Turning down the volume on the TV and looking around at everything I have to pack, I say, “I can’t go on such short notice, you know that. I just put the house on the market.”
“No, I know no such thing. Having your house up for sale isn’t the issue. Being gone one night won’t make a difference. I’m not dumb. I know you. I know what’s going on in that pretty head of yours, and this has nothing to do with your crush, I promise.”
She stops a minute, pauses, and then continues. “You’re afraid to see him, your secret rock star crush, but come on Dahlia. He probably won’t even remember you.” She says it so matter of factly I actually feel a little hurt.
I think to myself while mentally correcting her words in my mind, that actually, River Wilde was my crush before he was a rock star, and no matter what she says, she’s obviously setting me up so I can’t say no. Aerie knows I secretly swooned over him after we met at the USC Campus Bar many years ago. She knows he’s the singer whose songs were always on repeat, not only on my iPod, but also in my head. And she knows he was the one singer I never talked to Ben about, and now she wants me to meet him, again.
“You are going to owe me so big, you know that right? I’ll do it, I’m sure he won’t remember me anyway and even so it’s not like anything embarrassing happened, you know?” I finally manage to croak out.

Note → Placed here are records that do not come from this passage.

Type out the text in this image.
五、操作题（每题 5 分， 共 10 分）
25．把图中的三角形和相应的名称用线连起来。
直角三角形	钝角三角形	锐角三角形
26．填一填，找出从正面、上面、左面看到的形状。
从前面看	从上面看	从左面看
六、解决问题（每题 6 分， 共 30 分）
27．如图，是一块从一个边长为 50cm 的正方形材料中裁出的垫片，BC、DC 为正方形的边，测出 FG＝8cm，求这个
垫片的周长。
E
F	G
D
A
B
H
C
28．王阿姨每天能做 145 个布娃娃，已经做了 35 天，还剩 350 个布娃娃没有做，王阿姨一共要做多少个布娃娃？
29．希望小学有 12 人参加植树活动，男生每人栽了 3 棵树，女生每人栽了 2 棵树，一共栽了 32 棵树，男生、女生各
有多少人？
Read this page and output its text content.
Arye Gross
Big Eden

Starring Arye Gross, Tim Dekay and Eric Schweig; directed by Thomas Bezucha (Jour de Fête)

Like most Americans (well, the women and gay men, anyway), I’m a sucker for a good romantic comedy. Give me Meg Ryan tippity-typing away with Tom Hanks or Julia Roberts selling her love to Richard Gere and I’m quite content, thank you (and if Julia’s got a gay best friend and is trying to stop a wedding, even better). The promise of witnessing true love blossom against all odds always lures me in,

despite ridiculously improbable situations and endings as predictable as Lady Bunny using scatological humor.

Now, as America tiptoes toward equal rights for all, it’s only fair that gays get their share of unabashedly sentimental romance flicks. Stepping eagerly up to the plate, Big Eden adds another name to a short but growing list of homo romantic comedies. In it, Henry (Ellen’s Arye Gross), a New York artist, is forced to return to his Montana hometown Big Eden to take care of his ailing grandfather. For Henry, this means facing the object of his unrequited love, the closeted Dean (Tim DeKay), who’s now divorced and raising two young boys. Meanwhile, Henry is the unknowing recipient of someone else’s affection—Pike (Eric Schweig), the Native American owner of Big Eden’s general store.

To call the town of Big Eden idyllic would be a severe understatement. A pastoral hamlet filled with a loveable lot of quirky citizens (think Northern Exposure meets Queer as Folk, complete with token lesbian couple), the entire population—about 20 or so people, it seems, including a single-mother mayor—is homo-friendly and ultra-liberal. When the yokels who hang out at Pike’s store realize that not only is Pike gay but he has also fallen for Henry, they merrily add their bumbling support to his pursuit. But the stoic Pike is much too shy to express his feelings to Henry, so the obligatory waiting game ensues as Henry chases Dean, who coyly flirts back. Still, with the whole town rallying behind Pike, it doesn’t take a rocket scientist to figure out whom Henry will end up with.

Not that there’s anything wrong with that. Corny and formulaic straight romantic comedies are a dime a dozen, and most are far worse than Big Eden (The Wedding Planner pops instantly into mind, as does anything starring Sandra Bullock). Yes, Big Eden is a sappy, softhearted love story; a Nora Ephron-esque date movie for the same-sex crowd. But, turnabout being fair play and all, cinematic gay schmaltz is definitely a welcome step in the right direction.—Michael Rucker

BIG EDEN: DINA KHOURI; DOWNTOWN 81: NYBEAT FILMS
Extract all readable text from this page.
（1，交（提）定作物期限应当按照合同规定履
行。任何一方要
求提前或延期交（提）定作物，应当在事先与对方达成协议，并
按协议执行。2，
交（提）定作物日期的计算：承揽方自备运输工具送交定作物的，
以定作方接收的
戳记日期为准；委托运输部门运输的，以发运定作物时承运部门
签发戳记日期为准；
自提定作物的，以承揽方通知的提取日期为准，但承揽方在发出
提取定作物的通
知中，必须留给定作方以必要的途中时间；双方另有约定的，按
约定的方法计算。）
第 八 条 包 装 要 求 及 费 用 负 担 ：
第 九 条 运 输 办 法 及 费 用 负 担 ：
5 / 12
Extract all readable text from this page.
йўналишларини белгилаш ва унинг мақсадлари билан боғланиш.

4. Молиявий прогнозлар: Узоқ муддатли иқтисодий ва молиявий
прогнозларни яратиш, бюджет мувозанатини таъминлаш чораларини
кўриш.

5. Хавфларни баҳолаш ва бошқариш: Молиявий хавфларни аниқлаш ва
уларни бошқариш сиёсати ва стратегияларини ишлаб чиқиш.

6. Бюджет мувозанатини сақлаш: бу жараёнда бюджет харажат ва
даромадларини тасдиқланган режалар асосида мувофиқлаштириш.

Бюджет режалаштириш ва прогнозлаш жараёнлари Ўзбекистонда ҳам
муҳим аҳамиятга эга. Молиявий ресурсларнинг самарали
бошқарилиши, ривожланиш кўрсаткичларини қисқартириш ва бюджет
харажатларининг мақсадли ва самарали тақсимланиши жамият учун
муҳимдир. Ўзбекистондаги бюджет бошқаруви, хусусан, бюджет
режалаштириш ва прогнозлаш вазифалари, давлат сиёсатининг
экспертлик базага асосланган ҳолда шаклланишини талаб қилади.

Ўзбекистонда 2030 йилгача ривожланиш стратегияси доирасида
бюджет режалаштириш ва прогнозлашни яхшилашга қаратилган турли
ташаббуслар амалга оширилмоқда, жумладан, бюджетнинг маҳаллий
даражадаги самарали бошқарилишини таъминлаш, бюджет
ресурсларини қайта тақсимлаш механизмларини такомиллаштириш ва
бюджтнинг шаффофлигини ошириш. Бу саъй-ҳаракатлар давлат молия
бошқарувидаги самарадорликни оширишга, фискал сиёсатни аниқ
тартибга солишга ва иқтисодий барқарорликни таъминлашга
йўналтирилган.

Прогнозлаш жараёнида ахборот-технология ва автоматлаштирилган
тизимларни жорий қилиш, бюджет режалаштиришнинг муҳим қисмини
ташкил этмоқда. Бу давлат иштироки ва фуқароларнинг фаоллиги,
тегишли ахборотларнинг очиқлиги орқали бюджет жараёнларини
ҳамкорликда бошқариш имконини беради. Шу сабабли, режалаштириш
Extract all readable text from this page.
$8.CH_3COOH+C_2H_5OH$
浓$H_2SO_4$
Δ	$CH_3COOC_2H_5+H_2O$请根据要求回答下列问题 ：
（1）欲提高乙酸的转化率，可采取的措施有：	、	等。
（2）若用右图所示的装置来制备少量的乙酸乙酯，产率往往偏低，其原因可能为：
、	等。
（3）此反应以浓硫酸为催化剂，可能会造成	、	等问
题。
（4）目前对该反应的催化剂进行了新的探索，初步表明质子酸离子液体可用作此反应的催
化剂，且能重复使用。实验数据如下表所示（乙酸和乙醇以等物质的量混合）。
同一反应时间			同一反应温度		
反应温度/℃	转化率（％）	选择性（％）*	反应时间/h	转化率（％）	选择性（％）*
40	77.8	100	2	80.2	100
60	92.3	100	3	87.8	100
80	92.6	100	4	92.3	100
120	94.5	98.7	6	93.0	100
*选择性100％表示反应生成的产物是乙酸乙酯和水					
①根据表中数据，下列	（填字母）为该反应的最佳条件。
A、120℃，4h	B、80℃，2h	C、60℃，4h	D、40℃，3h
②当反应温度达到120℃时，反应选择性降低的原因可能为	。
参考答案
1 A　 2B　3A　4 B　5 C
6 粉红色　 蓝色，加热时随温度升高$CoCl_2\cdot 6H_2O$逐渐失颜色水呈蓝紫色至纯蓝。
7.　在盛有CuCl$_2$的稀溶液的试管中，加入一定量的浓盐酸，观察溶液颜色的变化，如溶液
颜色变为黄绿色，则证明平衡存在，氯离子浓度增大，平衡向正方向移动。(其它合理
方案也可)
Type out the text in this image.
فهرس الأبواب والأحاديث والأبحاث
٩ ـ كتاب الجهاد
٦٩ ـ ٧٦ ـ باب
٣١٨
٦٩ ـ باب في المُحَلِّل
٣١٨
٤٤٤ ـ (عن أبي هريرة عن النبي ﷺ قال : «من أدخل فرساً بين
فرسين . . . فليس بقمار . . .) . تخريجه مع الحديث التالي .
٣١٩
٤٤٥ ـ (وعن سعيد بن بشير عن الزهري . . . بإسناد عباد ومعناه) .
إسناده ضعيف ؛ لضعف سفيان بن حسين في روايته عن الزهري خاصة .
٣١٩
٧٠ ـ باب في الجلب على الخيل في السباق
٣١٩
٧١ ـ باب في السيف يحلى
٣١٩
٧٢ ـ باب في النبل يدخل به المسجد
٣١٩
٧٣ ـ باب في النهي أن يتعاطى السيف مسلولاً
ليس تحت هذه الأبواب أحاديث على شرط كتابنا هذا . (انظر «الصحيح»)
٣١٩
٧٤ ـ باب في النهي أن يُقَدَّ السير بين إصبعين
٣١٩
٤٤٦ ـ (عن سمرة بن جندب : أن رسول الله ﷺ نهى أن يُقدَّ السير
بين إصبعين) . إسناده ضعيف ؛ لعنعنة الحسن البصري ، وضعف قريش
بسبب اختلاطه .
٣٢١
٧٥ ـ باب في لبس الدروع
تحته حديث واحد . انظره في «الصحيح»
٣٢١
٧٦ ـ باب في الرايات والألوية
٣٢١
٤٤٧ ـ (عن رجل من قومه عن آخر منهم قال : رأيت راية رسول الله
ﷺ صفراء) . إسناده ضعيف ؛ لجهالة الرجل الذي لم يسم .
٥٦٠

“Thank you so much, I really do love you Dahlia girl,” Aerie croons and then spends the next hour telling me the highlights of River’s career.
After we hang up, my mind wanders back to how I felt that night I met River. How that was still the only time someone’s touch sent goosebumps up my arms. I remember the feelings I felt then, feelings I have long since buried. I hope to God they don’t resurrect tomorrow. How could they? Those were feelings of a young college girl who was in love with someone else anyway.
Every now and then I have thought about our intense connection that night in the bar and wondered if it might have been more in my mind than it actually was. More like it was okay to want to believe in something you knew couldn’t possibly be.
Besides, even if the connection was real, River is somewhat famous now and I’m sure he has a lot of women after him or possibly a girlfriend even. What does any of that matter anyway? I’m still a broken girl struggling through the stages of my grief, trying to reenter the real world without the man who is still a part of me.
I haven’t paid much attention to River’s career since Ben’s death. Curiosity takes over and I Google his name. I read a few articles about him and download his latest songs. I slip into my bed around eleven not even realizing I never watched Vampire Diaries.